Blood becomes acidic when there is an increase in CO2 content (this relationship will be described further during your class on blood-gas analysis). Since hemoglobin is able to bind CO2 to its heme groups as well as oxygen, the two compete for the heme binding sites and the compound that is in higher concentration will generally win out. This is good news for active muscles during exercise as there is a high percentage of CO2 being produced and a low percentage oxygen remaining due to high oxygen utilization during exercise. So when oxygen rich blood encounters exercising muscle (area of high CO2) hemoglobin is put under conditions that favour the dissociation of oxygen, thus oxygen is given up readily to the working muscle. This process, as a consequence, also allows for more available binding sites on hemoglobin, for CO2 to attach and be transported out of the body much more efficiently. This effect is illustrated in Figure 2 (bottom inset panel) – what you observe is a shift in the oxyhemoglobin dissociation curve to the right in the case of high acidity (ie. high CO2 production from working muscles).
A similar effect is observed with changes in temperature.
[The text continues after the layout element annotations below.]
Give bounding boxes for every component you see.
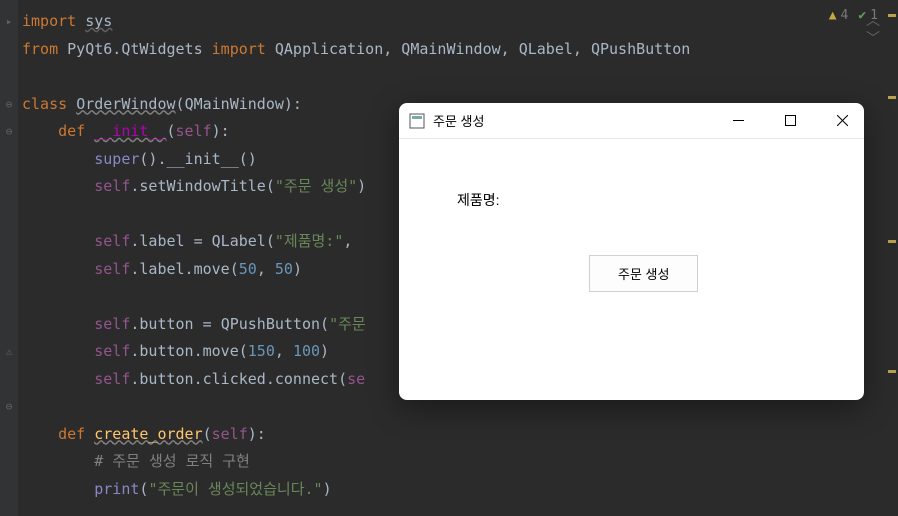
minimap-mark <box>888 240 896 243</box>
keyword: import <box>22 12 76 30</box>
self: self <box>94 370 130 388</box>
maximize-button[interactable] <box>778 109 802 133</box>
number: 100 <box>293 342 320 360</box>
minimap-mark <box>888 370 896 373</box>
window-titlebar[interactable]: 주문 생성 <box>399 103 864 139</box>
fold-icon[interactable]: ⊖ <box>0 91 18 119</box>
class: QPushButton <box>221 315 320 333</box>
arg: se <box>347 370 365 388</box>
fold-icon[interactable] <box>0 36 18 64</box>
method: setWindowTitle <box>139 177 265 195</box>
param: self <box>176 122 212 140</box>
string: "주문 <box>329 315 366 333</box>
product-name-label: 제품명: <box>457 190 500 210</box>
string: "주문이 생성되었습니다." <box>148 480 322 498</box>
attr: button <box>139 315 193 333</box>
app-icon <box>409 113 425 129</box>
keyword: class <box>22 95 67 113</box>
string: "제품명:" <box>275 232 344 250</box>
imports: QApplication, QMainWindow, QLabel, QPush… <box>275 40 690 58</box>
method: button.clicked.connect <box>139 370 338 388</box>
chevron-down-icon[interactable]: ﹀ <box>866 28 880 48</box>
keyword: def <box>58 122 85 140</box>
warning-icon[interactable]: ⚠ <box>0 338 18 366</box>
self: self <box>94 177 130 195</box>
self: self <box>94 315 130 333</box>
minimize-button[interactable] <box>726 109 750 133</box>
method-name: __init__ <box>94 122 166 140</box>
window-title: 주문 생성 <box>433 111 484 130</box>
builtin: super <box>94 150 139 168</box>
minimap-mark <box>888 96 896 99</box>
module: sys <box>85 12 112 30</box>
comment: # 주문 생성 로직 구현 <box>94 452 250 470</box>
self: self <box>94 260 130 278</box>
self: self <box>94 232 130 250</box>
keyword: from <box>22 40 58 58</box>
chevron-up-icon[interactable]: ︿ <box>866 10 880 30</box>
builtin: print <box>94 480 139 498</box>
number: 50 <box>275 260 293 278</box>
app-window: 주문 생성 제품명: 주문 생성 <box>399 103 864 400</box>
warning-triangle-icon: ▲ <box>829 8 837 23</box>
method-name: create_order <box>94 425 202 443</box>
class: QLabel <box>212 232 266 250</box>
param: self <box>212 425 248 443</box>
fold-icon[interactable]: ⊖ <box>0 393 18 421</box>
fold-icon[interactable]: ⊖ <box>0 118 18 146</box>
base-class: QMainWindow <box>185 95 284 113</box>
fold-icon[interactable]: ▸ <box>0 8 18 36</box>
keyword: def <box>58 425 85 443</box>
self: self <box>94 342 130 360</box>
string: "주문 생성" <box>275 177 357 195</box>
window-body: 제품명: 주문 생성 <box>399 139 864 400</box>
warnings-indicator[interactable]: ▲ 4 <box>829 8 849 23</box>
warnings-count: 4 <box>841 8 849 23</box>
scrollbar-minimap[interactable] <box>886 0 898 516</box>
module: PyQt6.QtWidgets <box>67 40 202 58</box>
create-order-button[interactable]: 주문 생성 <box>589 255 698 292</box>
gutter: ▸ ⊖ ⊖ ⚠ ⊖ <box>0 0 18 516</box>
close-button[interactable] <box>830 109 854 133</box>
method: __init__ <box>167 150 239 168</box>
method: label.move <box>139 260 229 278</box>
checkmark-icon: ✔ <box>858 8 866 23</box>
minimap-mark <box>888 14 896 17</box>
method: button.move <box>139 342 238 360</box>
number: 150 <box>248 342 275 360</box>
number: 50 <box>239 260 257 278</box>
class-name: OrderWindow <box>76 95 175 113</box>
attr: label <box>139 232 184 250</box>
keyword: import <box>212 40 266 58</box>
Again, taking the example of exercise, the active muscles produce heat as a byproduct of ATP production, so increase in temperature will be observed with exercise. An increase in temperature also results in a rightward shift of the oxyhemoglobin dissociation curve, and increased unloading of oxygen from hemoglobin as illustrated in Figure 2 (top inset panel). This is accomplished because an increase in temperature somewhat denatures the structure of hemoglobin, not to the point of dysfunction, but just enough so that oxygen binding is not as favorable.
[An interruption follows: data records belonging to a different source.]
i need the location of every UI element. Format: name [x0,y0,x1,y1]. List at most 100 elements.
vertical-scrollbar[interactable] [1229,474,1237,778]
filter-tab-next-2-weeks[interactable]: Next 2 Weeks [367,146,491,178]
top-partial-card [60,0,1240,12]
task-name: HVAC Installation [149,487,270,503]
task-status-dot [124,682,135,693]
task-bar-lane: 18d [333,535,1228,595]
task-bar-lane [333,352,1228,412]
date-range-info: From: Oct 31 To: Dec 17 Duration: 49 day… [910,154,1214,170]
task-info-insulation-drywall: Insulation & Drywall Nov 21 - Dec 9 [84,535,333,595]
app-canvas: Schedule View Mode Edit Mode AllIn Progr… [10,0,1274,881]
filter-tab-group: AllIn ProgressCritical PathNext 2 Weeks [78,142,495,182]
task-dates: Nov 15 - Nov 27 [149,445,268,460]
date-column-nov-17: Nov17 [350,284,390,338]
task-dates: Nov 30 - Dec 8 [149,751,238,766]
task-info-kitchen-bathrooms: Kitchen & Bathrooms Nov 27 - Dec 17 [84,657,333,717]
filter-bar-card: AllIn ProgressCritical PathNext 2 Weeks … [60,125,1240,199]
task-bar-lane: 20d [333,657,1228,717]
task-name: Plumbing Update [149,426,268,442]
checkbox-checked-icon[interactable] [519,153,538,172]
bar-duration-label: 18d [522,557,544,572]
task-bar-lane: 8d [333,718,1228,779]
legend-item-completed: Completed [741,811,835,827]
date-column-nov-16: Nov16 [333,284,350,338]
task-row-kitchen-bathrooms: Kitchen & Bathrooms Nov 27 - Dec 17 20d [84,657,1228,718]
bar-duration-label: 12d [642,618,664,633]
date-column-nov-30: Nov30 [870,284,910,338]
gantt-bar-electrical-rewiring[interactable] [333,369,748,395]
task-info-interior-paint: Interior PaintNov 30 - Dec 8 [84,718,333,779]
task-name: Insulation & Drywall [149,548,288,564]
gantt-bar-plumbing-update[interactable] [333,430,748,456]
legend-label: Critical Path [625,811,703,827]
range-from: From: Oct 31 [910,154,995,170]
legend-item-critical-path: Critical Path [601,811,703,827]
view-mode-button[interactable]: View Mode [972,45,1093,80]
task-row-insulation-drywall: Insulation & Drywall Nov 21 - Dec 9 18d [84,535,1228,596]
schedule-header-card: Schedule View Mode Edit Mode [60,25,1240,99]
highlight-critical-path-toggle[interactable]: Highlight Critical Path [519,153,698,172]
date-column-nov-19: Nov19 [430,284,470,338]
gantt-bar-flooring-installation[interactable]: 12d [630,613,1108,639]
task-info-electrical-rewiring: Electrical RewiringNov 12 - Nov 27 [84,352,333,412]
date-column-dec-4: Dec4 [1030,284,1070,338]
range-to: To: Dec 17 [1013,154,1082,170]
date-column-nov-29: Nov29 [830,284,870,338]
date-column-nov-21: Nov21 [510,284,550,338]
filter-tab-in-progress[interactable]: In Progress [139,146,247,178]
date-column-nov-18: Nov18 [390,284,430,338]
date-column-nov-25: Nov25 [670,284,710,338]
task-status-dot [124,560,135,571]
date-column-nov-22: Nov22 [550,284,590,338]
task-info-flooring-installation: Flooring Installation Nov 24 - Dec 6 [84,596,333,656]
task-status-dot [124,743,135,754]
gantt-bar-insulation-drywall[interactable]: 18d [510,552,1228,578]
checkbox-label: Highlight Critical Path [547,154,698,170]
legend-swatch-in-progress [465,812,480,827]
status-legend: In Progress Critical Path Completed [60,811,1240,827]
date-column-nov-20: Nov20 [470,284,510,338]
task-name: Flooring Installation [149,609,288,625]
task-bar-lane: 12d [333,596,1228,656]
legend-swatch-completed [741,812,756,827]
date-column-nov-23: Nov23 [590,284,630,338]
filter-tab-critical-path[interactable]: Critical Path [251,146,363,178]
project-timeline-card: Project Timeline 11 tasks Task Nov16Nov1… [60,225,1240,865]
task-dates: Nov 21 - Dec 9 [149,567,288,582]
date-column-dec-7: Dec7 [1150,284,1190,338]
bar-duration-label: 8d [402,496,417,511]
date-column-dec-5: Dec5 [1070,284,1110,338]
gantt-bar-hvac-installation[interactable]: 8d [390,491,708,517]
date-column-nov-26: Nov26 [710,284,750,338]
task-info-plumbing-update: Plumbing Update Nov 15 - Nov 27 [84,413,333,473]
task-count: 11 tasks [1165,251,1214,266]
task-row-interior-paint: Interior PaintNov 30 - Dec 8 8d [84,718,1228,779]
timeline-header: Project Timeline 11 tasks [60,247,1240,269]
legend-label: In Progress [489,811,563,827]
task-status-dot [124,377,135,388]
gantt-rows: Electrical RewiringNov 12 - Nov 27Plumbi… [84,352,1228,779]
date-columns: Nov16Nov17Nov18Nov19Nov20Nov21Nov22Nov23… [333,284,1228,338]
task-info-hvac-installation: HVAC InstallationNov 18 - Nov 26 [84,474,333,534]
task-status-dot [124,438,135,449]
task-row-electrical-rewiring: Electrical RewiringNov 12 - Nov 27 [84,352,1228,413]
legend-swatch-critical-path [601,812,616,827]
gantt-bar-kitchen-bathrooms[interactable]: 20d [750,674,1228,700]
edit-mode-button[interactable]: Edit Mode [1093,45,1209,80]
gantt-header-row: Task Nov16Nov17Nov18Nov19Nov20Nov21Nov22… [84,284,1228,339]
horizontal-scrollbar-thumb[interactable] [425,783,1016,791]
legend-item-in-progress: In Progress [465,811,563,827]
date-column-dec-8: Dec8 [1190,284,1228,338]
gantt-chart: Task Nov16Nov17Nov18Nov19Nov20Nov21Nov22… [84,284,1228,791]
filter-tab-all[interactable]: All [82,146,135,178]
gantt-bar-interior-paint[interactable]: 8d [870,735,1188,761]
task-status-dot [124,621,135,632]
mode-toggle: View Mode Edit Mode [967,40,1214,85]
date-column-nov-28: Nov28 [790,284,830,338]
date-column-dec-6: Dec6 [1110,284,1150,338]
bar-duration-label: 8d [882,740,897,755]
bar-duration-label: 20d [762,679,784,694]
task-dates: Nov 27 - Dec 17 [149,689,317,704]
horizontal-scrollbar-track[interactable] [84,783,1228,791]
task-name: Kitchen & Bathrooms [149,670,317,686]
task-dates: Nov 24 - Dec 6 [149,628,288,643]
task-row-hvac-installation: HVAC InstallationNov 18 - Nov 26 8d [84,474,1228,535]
These two phenomena lead to what is known as the Bohr effect. The Bohr effect shows changes in hemoglobin-oxygen binding based on the acidity (pH) and temperature of the surrounding solution. That is to say if temperature and acidity go up (increased acidity meaning a decrease in pH) the ability of hemoglobin to bind oxygen goes down. Essentially, the Bohr effect results in more efficient oxygenation of tissues and more efficient elimination of CO2 waste in the context of active tissues, which produce high acidity and high temperature in the surrounding blood.
c) Carrying oxygen to the working muscle
Oxygen is carried to the working muscle both through the dissolved oxygen but mainly through the oxygen bound to hemoglobin. The Bohr effect is particularly helpful in unloading oxygen to the working muscles during vigorous exercise, as the low pH and high temperature in the extracellular environment of the muscle fibers allows for easier dissociation of oxygen from hemoglobin.
In the muscle tissue itself, myoglobin binds to the oxygen and transfers it to the mitchondria. Myoglobin can bind to oxygen at even lower partial pressures of oxygen than hemoglobin (see Fig 2, dashed yellow line – % saturation of myoglobin is higher than hemoglobin at PO2 < 50mmHg).
People with anemia,have low iron and therefore less functional hemoglobin to carry oxygen to the working muscles, so these people will feel fatigued earlier with exercise due to a lack of oxygen being carried to their working muscles.